Slang is the use of informal words and expressions that are not considered standard in the speaker's language or dialect but are considered more acceptable when used socially. Slang is often used as a euphemism and may use informal lexicon to identify with one's peers.

Slang is different from jargon, which is the technical vocabulary of a particular profession, and which meets only the second of the criteria given above. Jargon, like many examples of slang, may be used to exclude nongroup members from the conversation, but in general has the function of allowing its users to talk precisely about technical issues in any given field.[citation needed]

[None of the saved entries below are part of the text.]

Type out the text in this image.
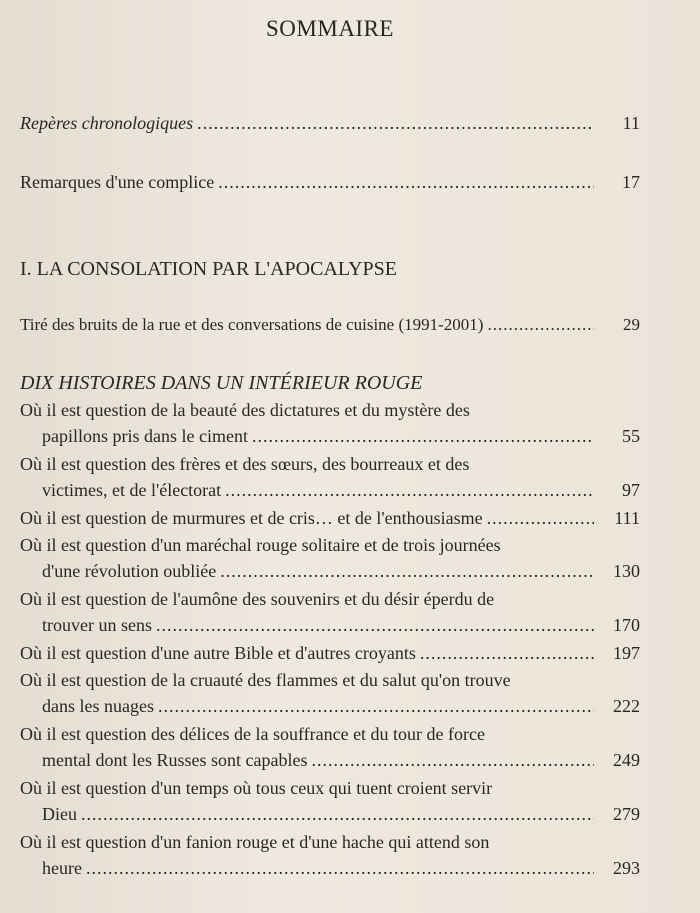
SOMMAIRE
Repères chronologiques .....	11
Remarques d'une complice .....	17
I. LA CONSOLATION PAR L'APOCALYPSE
Tiré des bruits de la rue et des conversations de cuisine (1991-2001) .....	29
DIX HISTOIRES DANS UN INTÉRIEUR ROUGE
Où il est question de la beauté des dictatures et du mystère des
papillons pris dans le ciment .....	55
Où il est question des frères et des sœurs, des bourreaux et des
victimes, et de l'électorat .....	97
Où il est question de murmures et de cris… et de l'enthousiasme .....	111
Où il est question d'un maréchal rouge solitaire et de trois journées
d'une révolution oubliée .....	130
Où il est question de l'aumône des souvenirs et du désir éperdu de
trouver un sens .....	170
Où il est question d'une autre Bible et d'autres croyants .....	197
Où il est question de la cruauté des flammes et du salut qu'on trouve
dans les nuages .....	222
Où il est question des délices de la souffrance et du tour de force
mental dont les Russes sont capables .....	249
Où il est question d'un temps où tous ceux qui tuent croient servir
Dieu .....	279
Où il est question d'un fanion rouge et d'une hache qui attend son
heure .....	293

[edit] Extent and origins of slang


Slang can be regional (that is, used only in a particular territory), but slang terms are often particular instead to a certain subculture, such as music or video gaming. Nevertheless, slang expressions can spread outside their original areas to become commonly used, like "cool" and "jive." While some words eventually lose their status as slang (the word "mob", for example, began as a shortening of Latin mobile vulgus[2]), others continue to be considered as such by most speakers. When slang spreads beyond the group or subculture that originally used it, its original users often replace it with other, less-recognised terms to maintain group identity. One use of slang is to circumvent social taboos, as mainstream language tends to shy away from evoking certain realities. For this reason, slang vocabularies are particularly rich in certain domains, such as violence, crime, drugs, and sex. Alternatively, slang can grow out of mere familiarity with the things described. Among Californian wine connoisseurs (and other groups), for example, Cabernet Sauvignon is often known as "Cab Sav," Chardonnay as "Chard" and so on;[3] this means that naming the different wines expends less superfluous effort; it also helps to indicate the user's familiarity with wine. Even within a single language community, slang, and the extent to which it is used, tends to vary widely across social, ethnic, economic, and geographic strata. Slang may fall into disuse over time; sometimes, however, it grows more and more common until it becomes the dominant way of saying something, at which time it usually comes to be regarded as mainstream, acceptable language (e.g. the Spanish word caballo or the English word ain't), although in the case of taboo words there may not be an expression which is considered mainstream or acceptable. Numerous slang terms pass into informal mainstream speech, and sometimes into formal speech, though this may involve a change in meaning or usage. Slang very often involves the creation of novel meanings for existing words. It is common for such novel meanings to diverge significantly from the standard meaning. Thus, "cool" and "hot" can both mean "very good," "impressive," or "good-looking".